Thursday, August 22, 2013

The Legion and the Art of Ugly

Facade, San Francisco's Legion of Honor
             
Today I visited the city with the family to see the Impressionists on the Water gallery at the Legion of Honor, whose regular collection is impressive for variety, and includes masters like Rubens, Monet, and Picasso.  One can see Egyptian gold works, a Roman sarcophagus, a bass relief from the palace of Xerxes, and Hellenic pottery, all within a few feet of each other.  Of course, San Francisco's Legion is famous for having the most robust collection of Rodin originals outside of France (as well as a bronze cast of that perennial Rodin favorite "The Thinker" in the courtyard entrance.) Perhaps as enchanting as the pieces it houses is the building itself with it classical sensibilities.

Detail from The Russian Bride's Attire
While I'm certainly no connoisseur of fine arts in a normal sense, my interests in history and aesthetics make me a frequent patron of museums and galleries. On this trip I got the unique chance  to talk art with the family: a quite lively debate over a Rubens with my mom and gammy.  We also sat together on a bench and collectively speculated about possible narratives for the figures shown in Konstantin Makovsky's massive painting The Russian Bride's Attire (1889).   Museums are not just for the quiet, contemplative spectator, and beauty (and as we shall see, ugliness) is always best when shared with friends and loved ones.  
Museums can tax your energy.  It takes time and a bit of effort to get acquainted with a piece, and often a shift from intense focus on details like brushstrokes to a relaxed distance is neccessary to get the full effect of a painting.  Approaching fine art in this was can be rewarding, though it's hardly necessary to do this to enjoy yourself.  Nonetheless, when you are later admiring a particular work elsewhere (say, in a book), your interaction with the actual paining adds dimension and breadth to your relationship with a specific piece and art in general.  If you are fortunate enough to live near a collection such as the Legion's, repeat viewings allow you to follow the dictates of your whims and moods as you ebulliently skip though the gallery; different pieces that you might have overlooked will perhaps catch you eyes on future trips.  

        Why bother to to pursue such an endeavor at all?  I can only give you a personal account.  The perspective with which I view this aspect of culture stems from my interest in exploring the shifting aesthetics of human beings throughout history, as well as the desire to cultivate development of my own artistic sensibilities.  For a godless heathen like myself, interaction with the art of the ages is one of the many ways I negotiate and develop answers to the perennial and amorphous questions: "What does it mean to be human and, if such a thing exists, what is human nature?"   

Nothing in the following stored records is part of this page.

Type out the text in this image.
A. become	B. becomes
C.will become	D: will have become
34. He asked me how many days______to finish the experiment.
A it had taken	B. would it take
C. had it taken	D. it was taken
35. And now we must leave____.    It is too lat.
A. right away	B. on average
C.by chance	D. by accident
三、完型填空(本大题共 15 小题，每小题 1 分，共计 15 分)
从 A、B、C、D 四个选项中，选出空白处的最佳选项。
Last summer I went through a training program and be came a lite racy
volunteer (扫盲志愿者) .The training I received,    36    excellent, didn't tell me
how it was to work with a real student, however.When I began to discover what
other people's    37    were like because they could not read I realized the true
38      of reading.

This was the state of my mind when after a refreshing lunch we headed down the pedestrian-ridden hell-strip that is Clement Street in San Francisco's Richmond District to Green Apple Books, and I found a copy of Umberto Eco's On Ugliness, from the publisher Rizzoli, for the bargain price of $14.98.  In the same vein as Eco's History of Beauty and The Vertigo of Lists,  On Ugliness is simultaneously an art collection, philosophical treatise, literary sampler, and historical excursion,centered on the concept of intangible concept of  ugliness throughout human history.  From antiquity to the modern day, Eco traces the concept through visual art, literature, film, and philosophy to try and formulate an understanding on the origins of this concept (Is ugliness simply the opposite of what we call beauty?).  On almost every page we see visual depictions of the repulsive, including many entrancing closeups from the paintings of Hieronymus Bosch and many lesser-known artists like Giacomo Grosso, as well as sharing passages from sources as diverse as Kant, Aeschylus, and H.P. Lovecraft.  Eco also tries to understand exactly why the horror and the grotesque has such a pull on the human psyche; even when we are repulsed or terrified by, we are drawn to it.

Giacomo Grosso, A study for The Supreme Meeting (1894)
While I plan on doing a full post on Umberto Eco at some point in the future, it will suffice for now to say that the Milanese professor of Semiotics brings his unparalleled erudition and  to the examination of ugliness and the result so far has been illuminating.  On Ugliness is a garden of earthly delight that I have often revisited, and hope you, dear reader, take a look at yourself.

This book may also give us at least some insight into the nightmare kingdom of horror cinema that is The Overlook Theatre, of which I am now an official citizen!